A delicious, tender, and wonderfully fragrant cake. I made it two-toned by folding melted chocolate into part of the batter — it turned out both beautiful and tasty. The shredded coconut and chocolate give the cake a lovely flavor and aroma. You can use any chocolate you like; I used 56% dark chocolate, but you can go higher or lower. If you use milk chocolate, you may want to reduce the amount of sugar. It'll be delicious either way! I adapted the proportions from my own recipe — Berry Swirl Pound Cake — slightly adjusting the ratio of butter to sour cream. I used 20% sour cream and 82% butter.
Ingredients:
- 250 g flour
- 220 g butter
- 200 g sugar
- 50 g sour cream
- 50 g shredded coconut
- 3 eggs
- 2 tsp vanilla sugar
- 1.5 tsp baking powder
- pinch of salt
- 30 g chocolate + 1 tbsp heavy cream
- For the top:
- 50 g chocolate
- 2-3 tbsp heavy cream
- shredded coconut

How to cook chocolate coconut pound cake
Place the softened butter, sugar, vanilla sugar, and salt in a bowl and beat thoroughly until light and fluffy.
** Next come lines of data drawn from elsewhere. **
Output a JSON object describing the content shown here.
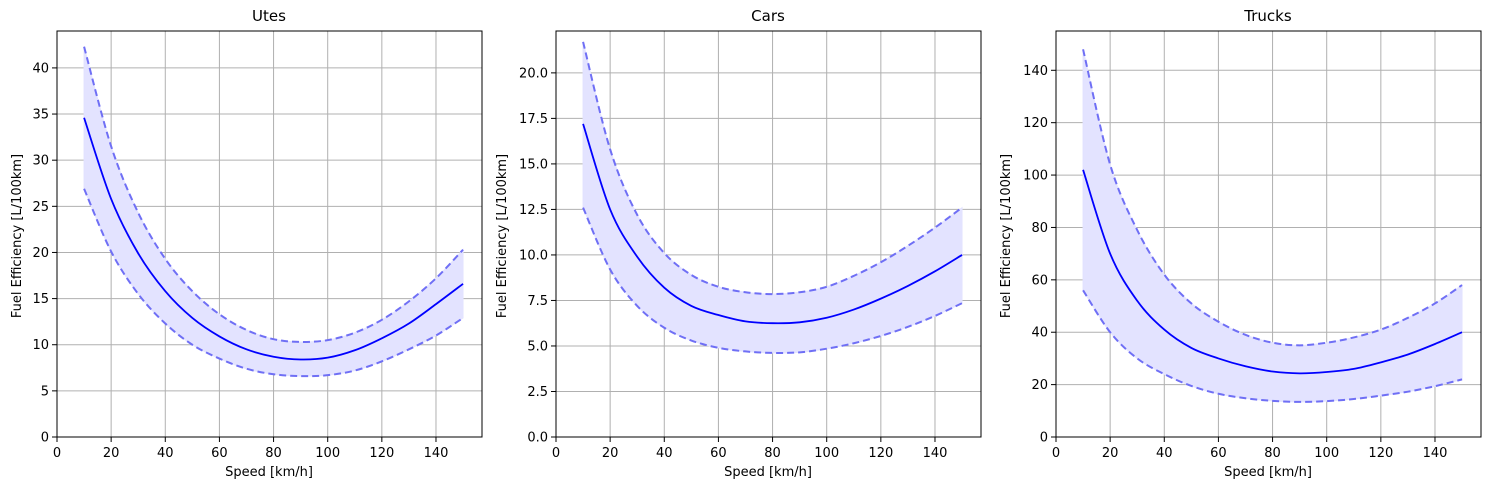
{
  "colors": {
    "line": "#0000ff",
    "band_fill": "#e3e3ff",
    "dashed": "#6f6ff5",
    "grid": "#b0b0b0"
  },
  "chart_data": [
    {
      "type": "line",
      "title": "Utes",
      "xlabel": "Speed [km/h]",
      "ylabel": "Fuel Efficiency [L/100km]",
      "xlim": [
        0,
        157
      ],
      "ylim": [
        0,
        44
      ],
      "xticks": [
        0,
        20,
        40,
        60,
        80,
        100,
        120,
        140
      ],
      "yticks": [
        0,
        5,
        10,
        15,
        20,
        25,
        30,
        35,
        40
      ],
      "ytick_labels": [
        "0",
        "5",
        "10",
        "15",
        "20",
        "25",
        "30",
        "35",
        "40"
      ],
      "grid": true,
      "x": [
        10,
        20,
        30,
        40,
        50,
        60,
        70,
        80,
        90,
        100,
        110,
        120,
        130,
        140,
        150
      ],
      "series": [
        {
          "values": [
            34.6,
            25.8,
            19.9,
            15.8,
            12.9,
            10.9,
            9.5,
            8.7,
            8.4,
            8.6,
            9.4,
            10.7,
            12.3,
            14.4,
            16.6
          ]
        },
        {
          "style": "dashed",
          "values": [
            42.3,
            31.5,
            24.3,
            19.3,
            15.8,
            13.3,
            11.6,
            10.6,
            10.3,
            10.5,
            11.3,
            12.7,
            14.7,
            17.2,
            20.3
          ]
        },
        {
          "style": "dashed",
          "values": [
            26.9,
            20.1,
            15.5,
            12.3,
            10.0,
            8.5,
            7.4,
            6.8,
            6.6,
            6.7,
            7.2,
            8.2,
            9.5,
            11.0,
            12.9
          ]
        }
      ],
      "band": {
        "lower_series": 2,
        "upper_series": 1
      }
    },
    {
      "type": "line",
      "title": "Cars",
      "xlabel": "Speed [km/h]",
      "ylabel": "Fuel Efficiency [L/100km]",
      "xlim": [
        0,
        157
      ],
      "ylim": [
        0,
        22.3
      ],
      "xticks": [
        0,
        20,
        40,
        60,
        80,
        100,
        120,
        140
      ],
      "yticks": [
        0,
        2.5,
        5,
        7.5,
        10,
        12.5,
        15,
        17.5,
        20
      ],
      "ytick_labels": [
        "0.0",
        "2.5",
        "5.0",
        "7.5",
        "10.0",
        "12.5",
        "15.0",
        "17.5",
        "20.0"
      ],
      "grid": true,
      "x": [
        10,
        20,
        30,
        40,
        50,
        60,
        70,
        80,
        90,
        100,
        110,
        120,
        130,
        140,
        150
      ],
      "series": [
        {
          "values": [
            17.2,
            12.5,
            9.9,
            8.2,
            7.2,
            6.7,
            6.35,
            6.25,
            6.3,
            6.55,
            7.0,
            7.6,
            8.3,
            9.1,
            10.0
          ]
        },
        {
          "style": "dashed",
          "values": [
            21.7,
            15.8,
            12.2,
            10.1,
            8.9,
            8.25,
            7.95,
            7.85,
            7.95,
            8.25,
            8.85,
            9.6,
            10.5,
            11.5,
            12.6
          ]
        },
        {
          "style": "dashed",
          "values": [
            12.6,
            9.2,
            7.2,
            6.0,
            5.3,
            4.9,
            4.7,
            4.62,
            4.65,
            4.85,
            5.15,
            5.55,
            6.05,
            6.65,
            7.35
          ]
        }
      ],
      "band": {
        "lower_series": 2,
        "upper_series": 1
      }
    },
    {
      "type": "line",
      "title": "Trucks",
      "xlabel": "Speed [km/h]",
      "ylabel": "Fuel Efficiency [L/100km]",
      "xlim": [
        0,
        157
      ],
      "ylim": [
        0,
        155
      ],
      "xticks": [
        0,
        20,
        40,
        60,
        80,
        100,
        120,
        140
      ],
      "yticks": [
        0,
        20,
        40,
        60,
        80,
        100,
        120,
        140
      ],
      "ytick_labels": [
        "0",
        "20",
        "40",
        "60",
        "80",
        "100",
        "120",
        "140"
      ],
      "grid": true,
      "x": [
        10,
        20,
        30,
        40,
        50,
        60,
        70,
        80,
        90,
        100,
        110,
        120,
        130,
        140,
        150
      ],
      "series": [
        {
          "values": [
            102,
            70,
            52,
            41,
            34,
            30,
            27,
            25,
            24.3,
            24.8,
            26,
            28.5,
            31.5,
            35.5,
            40
          ]
        },
        {
          "style": "dashed",
          "values": [
            148,
            104,
            79,
            62,
            51,
            44,
            39,
            36,
            35,
            36,
            38,
            41,
            45.5,
            51,
            58
          ]
        },
        {
          "style": "dashed",
          "values": [
            56,
            40,
            30,
            24,
            19.5,
            16.5,
            14.8,
            13.8,
            13.4,
            13.7,
            14.5,
            15.8,
            17.3,
            19.4,
            22
          ]
        }
      ],
      "band": {
        "lower_series": 2,
        "upper_series": 1
      }
    }
  ]
}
Add the eggs one at a time, beating after each addition. Add the sour cream and shredded coconut and beat to combine.

Grease the pan with butter — mine is 22 cm in diameter. Spread just under half of the plain batter into the pan, make a well in the center with a spoon, and fill it with the chocolate batter.

Bake in an oven preheated to 170°C (340°F) for 60–70 minutes, or adjust the time based on your oven.